I applaud OU President David Boren, who told the perpetrators "You're disgraceful. You have violated every principle that this university stands for."
His words should echo far and wide. There is no place in this country -- or the world -- for racial injustice or anti-Semitism, for gay-bashing or bullying in any form. Yet all seem to be alive and well on some American campuses. In the past few months, there have been reports of racist graffiti at an historically black college in Pennsylvania and a racist epithet on a birthday cake at a sorority in Maryland. Meanwhile, anti-Semitism is also growing on college campuses, with the most dramatic event occurring in February at UCLA, when the student council debated blocking a potential member because she is Jewish.
In light of these incidents, we must renew our efforts to ensure that dignity and respect be afforded to all members of our community. There should be zero tolerance on college campuses for this kind of behavior, which is too often brushed off as "kids being kids." Well, those kids will grow up to be adults -- adults who perpetuate hatred, secrecy and exclusion.
Indeed, I would argue that we in higher education have a special responsibility to provide a safe environment for students to explore their differences and learn to treat each other with fairness and decency.

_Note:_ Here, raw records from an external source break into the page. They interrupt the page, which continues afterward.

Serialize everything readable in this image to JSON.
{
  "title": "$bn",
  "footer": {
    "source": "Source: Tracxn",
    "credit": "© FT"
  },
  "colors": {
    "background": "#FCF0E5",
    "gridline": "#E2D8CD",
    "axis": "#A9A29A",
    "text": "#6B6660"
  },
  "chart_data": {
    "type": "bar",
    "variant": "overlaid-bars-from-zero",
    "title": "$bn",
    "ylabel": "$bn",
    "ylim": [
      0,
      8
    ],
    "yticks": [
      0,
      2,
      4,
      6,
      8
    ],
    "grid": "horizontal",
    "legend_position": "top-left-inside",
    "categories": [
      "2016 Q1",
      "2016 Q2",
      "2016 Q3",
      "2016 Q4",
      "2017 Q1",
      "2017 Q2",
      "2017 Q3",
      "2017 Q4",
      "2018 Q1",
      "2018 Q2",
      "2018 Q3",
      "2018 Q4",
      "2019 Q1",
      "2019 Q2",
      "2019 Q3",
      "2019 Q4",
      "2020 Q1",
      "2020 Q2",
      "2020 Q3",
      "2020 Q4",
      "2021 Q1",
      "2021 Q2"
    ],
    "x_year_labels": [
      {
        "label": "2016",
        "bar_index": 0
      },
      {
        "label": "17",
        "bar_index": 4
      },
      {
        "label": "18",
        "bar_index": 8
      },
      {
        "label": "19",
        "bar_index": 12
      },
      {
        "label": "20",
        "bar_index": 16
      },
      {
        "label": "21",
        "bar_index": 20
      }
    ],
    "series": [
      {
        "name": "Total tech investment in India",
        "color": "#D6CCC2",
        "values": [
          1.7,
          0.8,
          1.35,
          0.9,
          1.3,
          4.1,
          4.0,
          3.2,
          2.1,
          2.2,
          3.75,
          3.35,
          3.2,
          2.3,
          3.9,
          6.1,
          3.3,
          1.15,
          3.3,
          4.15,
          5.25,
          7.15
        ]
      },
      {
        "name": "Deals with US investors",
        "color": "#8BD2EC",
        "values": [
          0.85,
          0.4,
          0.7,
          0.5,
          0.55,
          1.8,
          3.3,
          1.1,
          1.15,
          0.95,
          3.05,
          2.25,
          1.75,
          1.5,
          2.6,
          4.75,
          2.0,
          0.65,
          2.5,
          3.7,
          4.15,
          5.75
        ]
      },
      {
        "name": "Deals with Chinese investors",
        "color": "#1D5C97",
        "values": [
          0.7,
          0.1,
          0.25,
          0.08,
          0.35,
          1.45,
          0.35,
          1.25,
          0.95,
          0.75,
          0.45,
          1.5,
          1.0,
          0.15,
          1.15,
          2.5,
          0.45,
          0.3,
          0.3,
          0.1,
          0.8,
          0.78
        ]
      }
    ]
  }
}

Our faculty and staff provide excellent models for these young people, guiding them in their daily interactions, especially on residential campuses like Birmingham-Southern's. And in those instances when we fail, the bad behavior must be called out for what it is, and the perpetrators must be punished.
Pres. Boren has vowed to set an example for the entire country on how to deal with this issue. I believe all college campuses should join him in doing the same.